Effects of cooling somatosensory cortex on response properties of tactile cells in the superior colliculus

The corticotectal influences of somatosensory cortex were investigated by using reversible deactivation of cortex by cooling. More than half of the somatosensory superior colliculus (SC) cells studied exhibited a response depression (often not apparent qualitatively) or an elimination of responses to somatosensory stimuli during the period in which cortex was rendered inactive. Responses were restored to their initial levels by cortical rewarming.
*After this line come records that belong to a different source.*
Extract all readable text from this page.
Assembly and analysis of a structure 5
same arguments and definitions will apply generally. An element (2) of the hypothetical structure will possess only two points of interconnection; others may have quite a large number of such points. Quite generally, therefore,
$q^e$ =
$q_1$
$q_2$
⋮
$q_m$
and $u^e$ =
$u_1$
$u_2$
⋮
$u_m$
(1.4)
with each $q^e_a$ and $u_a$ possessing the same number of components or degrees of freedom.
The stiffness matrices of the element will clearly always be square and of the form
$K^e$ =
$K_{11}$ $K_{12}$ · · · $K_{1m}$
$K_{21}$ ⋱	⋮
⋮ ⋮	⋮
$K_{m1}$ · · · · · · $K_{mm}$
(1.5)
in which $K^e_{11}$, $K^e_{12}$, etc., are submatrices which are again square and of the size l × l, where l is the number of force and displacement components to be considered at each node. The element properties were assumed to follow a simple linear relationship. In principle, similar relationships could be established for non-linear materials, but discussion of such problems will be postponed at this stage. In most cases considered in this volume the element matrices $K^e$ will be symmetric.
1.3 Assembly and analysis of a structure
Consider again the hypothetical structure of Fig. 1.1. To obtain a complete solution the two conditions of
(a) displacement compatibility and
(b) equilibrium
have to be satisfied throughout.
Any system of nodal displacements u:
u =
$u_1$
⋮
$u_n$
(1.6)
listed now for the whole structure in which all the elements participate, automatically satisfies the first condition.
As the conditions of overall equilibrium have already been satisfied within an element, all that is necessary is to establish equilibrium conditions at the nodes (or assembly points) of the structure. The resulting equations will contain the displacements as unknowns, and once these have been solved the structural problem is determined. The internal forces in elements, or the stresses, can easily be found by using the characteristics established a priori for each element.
Hyperresponsiveness was never observed as a consequence of cortical cooling. Susceptibility to cooling-induced depression was not invariably linked to a specific cell type, location in the SC, or receptive-field size. Yet cells that had small receptive fields and were activated by hair displacement had the highest probability of being affected by this procedure. In some cells a contraction of the receptive field was induced by cortical cooling. This observation is consistent with previous experiments that showed that SC somatosensory receptive fields are constructed by the convergence of ascending and descending inputs and indicates that the responsiveness of specific receptive-field regions may depend on the functional integrity of cortex. Two cortical regions were found to produce cooling-induced effects in somatosensory SC cells: 1) SIV (and para-SIV), located in the anterior ectosylvian sulcus, and 2) the cortex within the rostral suprasylvian sulcus. These results indicate that somatosensory cortex, like visual cortex, plays a critical role in modulating the responses of SC cells. Apparently, the ability of both somatosensory and visual SC cells to code the presence of peripheral stimuli depends largely on the functional influences of their respective cortices. However, in contrast to previous observations on visual corticotectal influences, no specific receptive-field properties could be shown to be impressed on SC cells by somatosensory cortex.